To setup the Eclipse IDE to work with the Sling project properly seems to be not very straightforward at a first look, but be calm, it's not rocket science to do. This little manual should help you to setup Eclipse for Sling fast.

Prerequisites

If you use the Subversive plugin make sure you have installed the "Subversive Integration for M2Eclipse Project" which can be found under the following Eclipse update site: http://community.polarion.com/projects/subversive/download/integrations/update-site/.

Make also sure, that you have installed either the "Maven SCM handler for Subclipse" or the "Maven SCM handler for Subversive"

Create a new workspace

It's best to create a new workspace for the sling project:

  1. Menu: File->Switch Workspace->Other...
  2. Enter a path for the new workspace and click OK
  3. When Eclipse has restarted its time to adjust some configs
  4. Turn off automatic build (Menu: Project->Build Automatically)
  5. Go to menu: Window->Preferences, in the preferences dialog select Java -> Compiler -> Errors/Warnings
  6. Expand the "Deprecated and restricted API" and changeĀ  "Forbidden references (access rules)" from "Error" to "Warning"
  7. Click OKĀ 

Get the Sling source

  1. Menu: File->Import
  2. In the Import wizard select Maven->"Check out Maven Projects from SCM"
  3. Click next
  4. In the "SCM URL" field pick "SVN" and enter the url "http://svn.apache.org/repos/asf/sling/trunk"
  5. Click Finish

Eclipse will now start to download the source and import the Maven projects. You might encounter some "Problem Occured" dialogs about "An internal error..." but just click OK on those and let Eclipse continue with the import. Be warned: This could take some time (it was 30 minutes on my lap)!

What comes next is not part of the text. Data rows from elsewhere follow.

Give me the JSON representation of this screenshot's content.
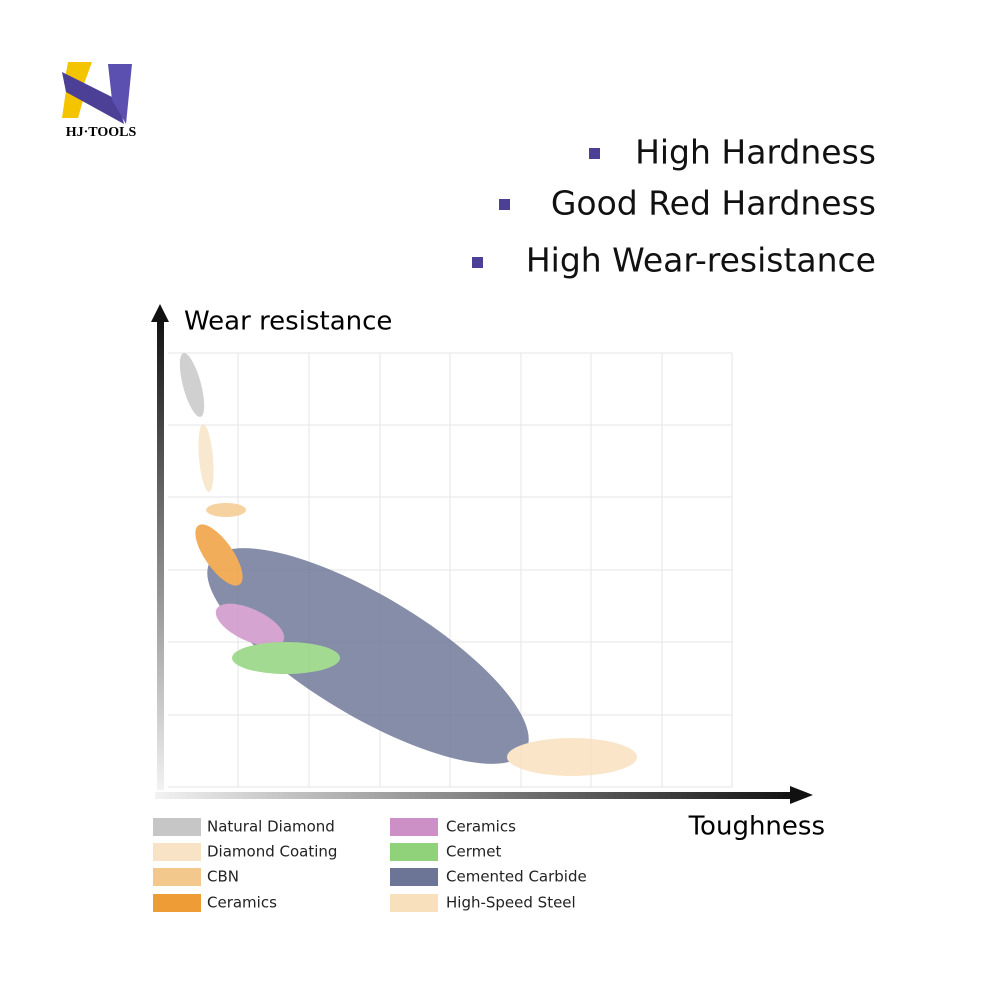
{
  "logo": {
    "text": "HJ·TOOLS"
  },
  "features": [
    "High Hardness",
    "Good Red Hardness",
    "High Wear-resistance"
  ],
  "diagram": {
    "y_axis_label": "Wear resistance",
    "x_axis_label": "Toughness",
    "legend": [
      {
        "name": "Natural Diamond",
        "color": "#c6c6c6"
      },
      {
        "name": "Diamond Coating",
        "color": "#f8e3c6"
      },
      {
        "name": "CBN",
        "color": "#f3c88c"
      },
      {
        "name": "Ceramics",
        "color": "#ee9c36"
      },
      {
        "name": "Ceramics",
        "color": "#cc90c6"
      },
      {
        "name": "Cermet",
        "color": "#8fd27a"
      },
      {
        "name": "Cemented Carbide",
        "color": "#6c7595"
      },
      {
        "name": "High-Speed Steel",
        "color": "#f9e0bd"
      }
    ]
  }
}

Maybe something in sling-builder gets a bit messed up (I didn't ran into that problem, but Pontus reported that) then you can simply fix it with revert:

  1. In the Project Explorer right click on the "sling-builder" project and select the Team->Revert... menu
  2. A couple of changes will be displayed
  3. Click OK

Build Sling

  1. Make sure you're in the Java perspective (Menu: Window->Open Perspective)
  2. Menu: Run->Run Configurations...
  3. In the Run Configurationa dialog right click on "Maven Build" and select "New"
  4. Change Name to "Build Sling"
  5. Click "Browse Workspace..." and select "sling-builder"
  6. Enter "clean install" in Goals
  7. Click on the JRE tab
  8. Enter "-Xmx256m -XX:MaxPermSize=128m" in "VM arguments"
  9. Click Apply
  10. Click Run

This should build Sling.

Debug Sling in Eclipse

You can use remote debugging to debug Sling in Eclipse, here's a little How-To:

  1. start Sling from the command line with
    "java -Xmx384M -Xdebug -Xnoagent -Djava.compiler=NONE -Xrunjdwp:transport=dt_socket,address=30303,server=y,suspend=n -jar org.apache.sling.launchpad-6-SNAPSHOT-standalone.jar"
  2. Open Menu Run-> Debug configurations
  3. Right click on "Remote Java Applications"
  4. Choose "New"
  5. in the "Connect" tab enter org.apache.sling.launchpad in the field "Project"
  6. Let the Connection type be "Standard (Socket Attach)"
  7. the host should be localhost
  8. set the Port to 30303
  9. On the source tab click on the "Add" button
  10. Select "Java Project"
  11. Select all Sling projects and click OK
  12. Click "Debug"

Now you should be able to set breakpoints, evaluate properties, and so on, as usual.

Alternative setup in Eclipse without M2Eclipse plugin

In case you do not want to use the M2Eclipse plugin there's another setup which lets you have turned on the automatic build:

  1. Checkout the whole sling trunk with subversive or subclipse plugin from the SVN to a single project
  2. Then manually add all src/main/java and src/test/java of the bundles to the project as source folders
  3. Add all required libraries to the build path
  4. Now you can build either in Eclipse or even better use "mvn clean install" on the command line

If you use "mvn clean install" to build Sling be sure you have set MAVEN_OPTS to "-Xmx384m -XX:PermSize=256m" otherwise you probably get OutOfmemory errors.
Debugging works as described above. I can really recommend the alternative setup if you do not want to struggle with the IDE too hard and it's not too upsetting to have a console open beside Eclipse.

Simple way to develop new bundle for Sling

The easiest way that I found is to create a new folder in the existing Eclipse workspace. After that you can follow these steps:

If adding dependencies to the poms, run mvn eclipse:eclipse again and refresh the project in Eclipse. Debugging works als described above.